Il est peu probable que les Insoumis profitent de ces événements, car leurs vociférations suscitent le rejet de la majorité de la population. En revanche, Mélenchon offre involontairement un sérieux coup de pouce au Rassemblement national, dont il justifie, par opposition, la culture de l’ordre et de la répression. Ainsi, main dans la main, ces deux extrêmes cheminent ensemble vers l’abîme.

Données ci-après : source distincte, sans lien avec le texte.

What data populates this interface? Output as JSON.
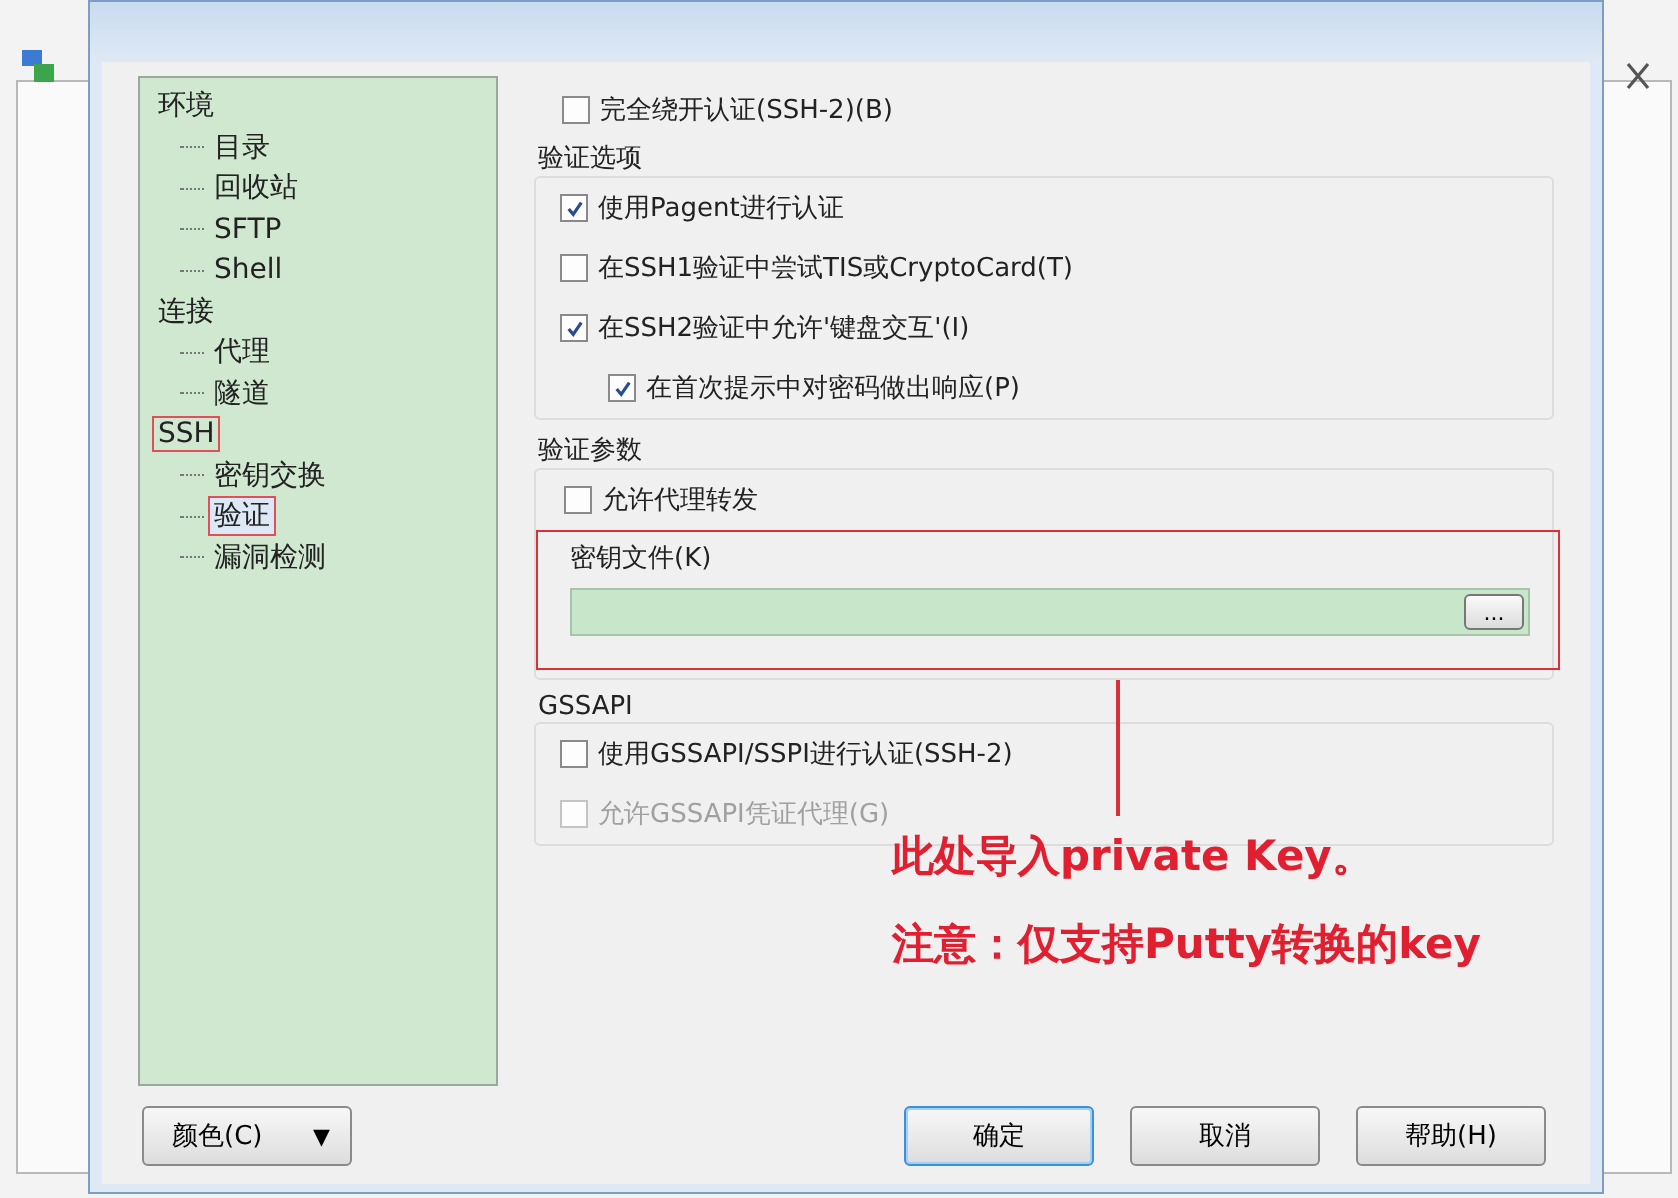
{
  "tree": [
    {
      "label": "环境",
      "selected": false,
      "annotated": false,
      "children": [
        {
          "label": "目录",
          "selected": false,
          "annotated": false
        },
        {
          "label": "回收站",
          "selected": false,
          "annotated": false
        },
        {
          "label": "SFTP",
          "selected": false,
          "annotated": false
        },
        {
          "label": "Shell",
          "selected": false,
          "annotated": false
        }
      ]
    },
    {
      "label": "连接",
      "selected": false,
      "annotated": false,
      "children": [
        {
          "label": "代理",
          "selected": false,
          "annotated": false
        },
        {
          "label": "隧道",
          "selected": false,
          "annotated": false
        }
      ]
    },
    {
      "label": "SSH",
      "selected": false,
      "annotated": true,
      "children": [
        {
          "label": "密钥交换",
          "selected": false,
          "annotated": false
        },
        {
          "label": "验证",
          "selected": true,
          "annotated": true
        },
        {
          "label": "漏洞检测",
          "selected": false,
          "annotated": false
        }
      ]
    }
  ],
  "bypass": {
    "label": "完全绕开认证(SSH-2)(B)",
    "checked": false,
    "disabled": false
  },
  "auth_options": {
    "title": "验证选项",
    "items": [
      {
        "label": "使用Pagent进行认证",
        "checked": true,
        "disabled": false
      },
      {
        "label": "在SSH1验证中尝试TIS或CryptoCard(T)",
        "checked": false,
        "disabled": false
      },
      {
        "label": "在SSH2验证中允许'键盘交互'(I)",
        "checked": true,
        "disabled": false,
        "children": [
          {
            "label": "在首次提示中对密码做出响应(P)",
            "checked": true,
            "disabled": false
          }
        ]
      }
    ]
  },
  "auth_params": {
    "title": "验证参数",
    "items": [
      {
        "label": "允许代理转发",
        "checked": false,
        "disabled": false
      }
    ],
    "key_file": {
      "label": "密钥文件(K)",
      "browse": "...",
      "annotated": true
    }
  },
  "gssapi": {
    "title": "GSSAPI",
    "items": [
      {
        "label": "使用GSSAPI/SSPI进行认证(SSH-2)",
        "checked": false,
        "disabled": false
      },
      {
        "label": "允许GSSAPI凭证代理(G)",
        "checked": false,
        "disabled": true
      }
    ]
  },
  "annotation": {
    "lines": [
      "此处导入private Key。",
      "注意：仅支持Putty转换的key"
    ]
  },
  "buttons": {
    "colors": "颜色(C)",
    "color_caret": "▼",
    "ok": "确定",
    "cancel": "取消",
    "help": "帮助(H)"
  }
}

Il est essentiel de comprendre que la violence qui sévit dans les quartiers défavorisés dépasse largement le simple prétexte d’une bavure policière. Elle témoigne d’un malaise profond, d’un rejet de l’État français et de ses institutions. Les discours incendiaires d’une certaine gauche ont également leur part de responsabilité dans la propagation de cette haine et de cette violence. Il est urgent de prendre des mesures concrètes pour remédier à cette situation, en rétablissant le dialogue, en offrant des perspectives d’avenir aux jeunes des quartiers et en luttant contre toutes les formes de discriminations. Seul un véritable effort collectif et une volonté politique forte pourront permettre de désamorcer cette spirale de violence et de rétablir la confiance entre les citoyens et les institutions.”